Kulturelle Ordnungen wanken – und genau da entsteht Neues.

Fratz erklärt diesen Wandel anhand eines wiederkehrenden Musters: Zuerst dominiert eine gesellschaftliche Norm – etwa die romantische Liebe, das klassische Familienmodell oder die leistungsorientierte Arbeitswelt. Dann zeigen sich die „Kollateralschäden“: Überforderung, Ungleichheit, innere Leere. Schließlich öffnen sich neue Räume – experimentelle Formen des Zusammenlebens, Arbeiten, Erholens. Sie nennt das die „Ermöglichungsphase“.

In dieser Phase, so Fratz, liegt das kreative Potenzial – für neue Konzepte, neue Narrative, neue Produkte. Und genau hier sollte eine innovative Branche wie die Touristik ansetzen: nicht nur reagieren, sondern mitgestalten. Etwa indem Urlaubsangebote die tatsächlichen Bedürfnisse der Menschen heute adressieren – nicht die Ideale von gestern.

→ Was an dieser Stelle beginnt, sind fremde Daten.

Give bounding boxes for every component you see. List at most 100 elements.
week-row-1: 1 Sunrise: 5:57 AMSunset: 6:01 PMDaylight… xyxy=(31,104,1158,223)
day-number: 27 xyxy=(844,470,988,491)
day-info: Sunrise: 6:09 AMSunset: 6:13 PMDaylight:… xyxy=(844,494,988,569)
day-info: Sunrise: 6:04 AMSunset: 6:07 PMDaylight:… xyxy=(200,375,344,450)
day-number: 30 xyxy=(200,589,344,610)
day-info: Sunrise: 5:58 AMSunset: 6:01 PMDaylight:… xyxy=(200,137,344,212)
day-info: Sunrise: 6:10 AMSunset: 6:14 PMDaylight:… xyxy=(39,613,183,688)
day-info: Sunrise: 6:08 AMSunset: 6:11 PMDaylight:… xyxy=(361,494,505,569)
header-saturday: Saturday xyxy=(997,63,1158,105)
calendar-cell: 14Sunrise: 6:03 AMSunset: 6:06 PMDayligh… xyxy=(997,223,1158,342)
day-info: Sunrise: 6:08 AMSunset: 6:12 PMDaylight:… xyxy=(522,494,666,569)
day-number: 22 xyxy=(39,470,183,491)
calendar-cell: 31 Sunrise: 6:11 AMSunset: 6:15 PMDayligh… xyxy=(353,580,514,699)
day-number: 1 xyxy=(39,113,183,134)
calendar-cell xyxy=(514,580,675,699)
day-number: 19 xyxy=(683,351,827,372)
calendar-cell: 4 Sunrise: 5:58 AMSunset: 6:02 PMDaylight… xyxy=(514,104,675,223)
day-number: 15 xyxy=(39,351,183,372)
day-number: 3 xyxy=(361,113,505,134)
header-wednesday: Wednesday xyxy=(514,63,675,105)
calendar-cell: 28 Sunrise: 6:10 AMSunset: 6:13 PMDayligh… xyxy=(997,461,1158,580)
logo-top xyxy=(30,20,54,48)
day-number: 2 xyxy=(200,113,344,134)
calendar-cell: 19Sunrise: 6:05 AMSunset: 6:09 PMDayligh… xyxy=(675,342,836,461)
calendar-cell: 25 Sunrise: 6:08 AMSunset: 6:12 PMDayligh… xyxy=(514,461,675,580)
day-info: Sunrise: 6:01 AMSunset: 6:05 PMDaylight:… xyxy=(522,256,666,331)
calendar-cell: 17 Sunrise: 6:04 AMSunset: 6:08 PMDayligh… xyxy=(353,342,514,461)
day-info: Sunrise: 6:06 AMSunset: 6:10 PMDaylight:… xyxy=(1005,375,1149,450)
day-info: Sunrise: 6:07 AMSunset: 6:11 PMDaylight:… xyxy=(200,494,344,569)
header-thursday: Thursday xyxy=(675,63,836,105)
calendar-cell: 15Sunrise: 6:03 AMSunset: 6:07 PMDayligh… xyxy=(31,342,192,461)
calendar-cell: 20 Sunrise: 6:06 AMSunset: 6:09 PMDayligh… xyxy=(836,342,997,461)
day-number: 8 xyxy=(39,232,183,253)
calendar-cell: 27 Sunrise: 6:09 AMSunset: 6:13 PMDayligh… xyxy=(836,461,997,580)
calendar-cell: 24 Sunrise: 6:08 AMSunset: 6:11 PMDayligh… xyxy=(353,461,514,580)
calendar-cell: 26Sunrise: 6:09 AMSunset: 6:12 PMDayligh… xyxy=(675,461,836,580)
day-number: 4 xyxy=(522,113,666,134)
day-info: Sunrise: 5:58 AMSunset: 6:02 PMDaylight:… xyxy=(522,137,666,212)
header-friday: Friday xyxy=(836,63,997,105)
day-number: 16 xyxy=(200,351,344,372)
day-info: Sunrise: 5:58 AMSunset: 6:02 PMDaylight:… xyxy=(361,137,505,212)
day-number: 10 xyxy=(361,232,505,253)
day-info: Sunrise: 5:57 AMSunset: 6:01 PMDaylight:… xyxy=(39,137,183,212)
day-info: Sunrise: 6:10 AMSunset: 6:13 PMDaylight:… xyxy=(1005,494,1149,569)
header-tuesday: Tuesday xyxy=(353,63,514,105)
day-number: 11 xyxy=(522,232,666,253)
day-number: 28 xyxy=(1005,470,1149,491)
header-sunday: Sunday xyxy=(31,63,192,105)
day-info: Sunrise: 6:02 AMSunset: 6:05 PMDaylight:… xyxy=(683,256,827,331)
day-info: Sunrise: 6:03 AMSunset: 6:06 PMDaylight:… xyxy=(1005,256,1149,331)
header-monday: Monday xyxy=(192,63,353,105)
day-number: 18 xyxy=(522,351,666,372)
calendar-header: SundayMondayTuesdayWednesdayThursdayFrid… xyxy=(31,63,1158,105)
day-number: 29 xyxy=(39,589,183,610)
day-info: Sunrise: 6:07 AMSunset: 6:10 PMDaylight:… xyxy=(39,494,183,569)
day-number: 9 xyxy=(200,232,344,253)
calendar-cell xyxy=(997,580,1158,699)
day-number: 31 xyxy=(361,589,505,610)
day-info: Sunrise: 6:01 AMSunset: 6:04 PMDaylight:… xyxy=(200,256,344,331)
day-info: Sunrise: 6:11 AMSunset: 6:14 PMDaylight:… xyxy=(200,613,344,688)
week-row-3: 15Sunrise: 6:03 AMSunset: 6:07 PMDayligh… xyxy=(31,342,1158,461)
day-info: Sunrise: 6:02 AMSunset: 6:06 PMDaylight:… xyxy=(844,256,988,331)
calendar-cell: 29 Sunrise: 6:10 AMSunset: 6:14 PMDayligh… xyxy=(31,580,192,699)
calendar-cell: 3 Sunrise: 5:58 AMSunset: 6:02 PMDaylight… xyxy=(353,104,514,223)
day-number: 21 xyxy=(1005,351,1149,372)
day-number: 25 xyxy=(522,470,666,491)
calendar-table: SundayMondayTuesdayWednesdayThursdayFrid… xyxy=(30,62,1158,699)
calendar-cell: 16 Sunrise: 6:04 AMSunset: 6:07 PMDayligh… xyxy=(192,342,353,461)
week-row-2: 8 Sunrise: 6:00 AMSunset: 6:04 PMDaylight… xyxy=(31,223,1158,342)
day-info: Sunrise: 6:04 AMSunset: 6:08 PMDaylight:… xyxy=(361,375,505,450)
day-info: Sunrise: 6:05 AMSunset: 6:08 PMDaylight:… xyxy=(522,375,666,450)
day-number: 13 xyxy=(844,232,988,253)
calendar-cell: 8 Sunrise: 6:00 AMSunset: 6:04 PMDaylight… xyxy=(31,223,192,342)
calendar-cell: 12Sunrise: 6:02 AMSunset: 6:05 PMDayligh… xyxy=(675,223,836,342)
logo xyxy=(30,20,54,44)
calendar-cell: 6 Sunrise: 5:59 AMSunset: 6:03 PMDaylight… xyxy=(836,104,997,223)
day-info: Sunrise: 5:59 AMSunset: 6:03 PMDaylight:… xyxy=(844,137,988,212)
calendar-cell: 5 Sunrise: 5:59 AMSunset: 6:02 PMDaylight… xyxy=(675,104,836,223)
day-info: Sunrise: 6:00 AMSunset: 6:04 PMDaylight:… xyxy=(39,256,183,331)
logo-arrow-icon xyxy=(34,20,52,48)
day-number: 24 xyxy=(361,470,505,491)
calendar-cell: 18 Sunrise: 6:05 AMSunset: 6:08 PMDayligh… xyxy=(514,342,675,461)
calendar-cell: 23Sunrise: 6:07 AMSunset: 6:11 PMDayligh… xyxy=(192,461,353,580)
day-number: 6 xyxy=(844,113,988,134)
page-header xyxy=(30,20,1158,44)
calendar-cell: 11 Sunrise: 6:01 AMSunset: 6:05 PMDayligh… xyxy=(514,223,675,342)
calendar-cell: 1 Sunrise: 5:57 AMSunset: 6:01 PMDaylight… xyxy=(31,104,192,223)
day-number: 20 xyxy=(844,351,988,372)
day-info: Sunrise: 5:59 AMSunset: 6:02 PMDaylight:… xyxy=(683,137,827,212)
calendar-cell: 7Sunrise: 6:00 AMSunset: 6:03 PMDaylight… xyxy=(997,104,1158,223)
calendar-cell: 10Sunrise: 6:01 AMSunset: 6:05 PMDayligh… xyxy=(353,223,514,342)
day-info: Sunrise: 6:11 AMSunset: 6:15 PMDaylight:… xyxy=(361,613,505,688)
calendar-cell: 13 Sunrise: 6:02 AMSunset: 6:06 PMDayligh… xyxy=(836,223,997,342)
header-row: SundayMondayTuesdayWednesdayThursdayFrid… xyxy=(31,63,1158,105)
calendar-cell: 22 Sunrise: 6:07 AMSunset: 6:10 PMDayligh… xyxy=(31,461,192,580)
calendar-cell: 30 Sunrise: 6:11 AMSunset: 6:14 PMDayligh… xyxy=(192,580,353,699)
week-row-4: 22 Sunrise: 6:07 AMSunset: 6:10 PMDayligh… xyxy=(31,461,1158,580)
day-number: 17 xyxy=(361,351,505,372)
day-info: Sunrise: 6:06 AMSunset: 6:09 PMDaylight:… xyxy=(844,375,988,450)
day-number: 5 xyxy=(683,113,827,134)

Sehnsucht statt Zielgruppe
Was Fratz besonders deutlich macht: Marketing-Kategorien greifen zu kurz. Wer die Zukunft verstehen will, muss die Sehnsüchte dahinter verstehen. Warum boomt Wellness? Nicht (nur), weil Menschen fit sein wollen, sondern weil sie Halt in einer überfordernden Welt suchen. Warum hinterfragen so viele die romantische Liebe? Nicht aus Zynismus, sondern weil sie ein anderes Kompetenzprofil braucht als früher. Und warum gewinnt Community an Bedeutung? Weil die Kleinfamilie als tragendes Modell an ihre Grenzen stößt.
Gerade im Tourismus wird oft versucht, diese Entwicklungen technisch zu bedienen – etwa mit smarter Personalisierung oder KI-basierten Empfehlungen. Fratz zeigt dagegen, dass man sie kulturell deuten muss: Welche Geschichten erzählen wir mit einer Reise? Welchen Sinn bieten wir an? Und wo dürfen Menschen sich wirklich erholen – nicht nur körperlich, sondern kulturell?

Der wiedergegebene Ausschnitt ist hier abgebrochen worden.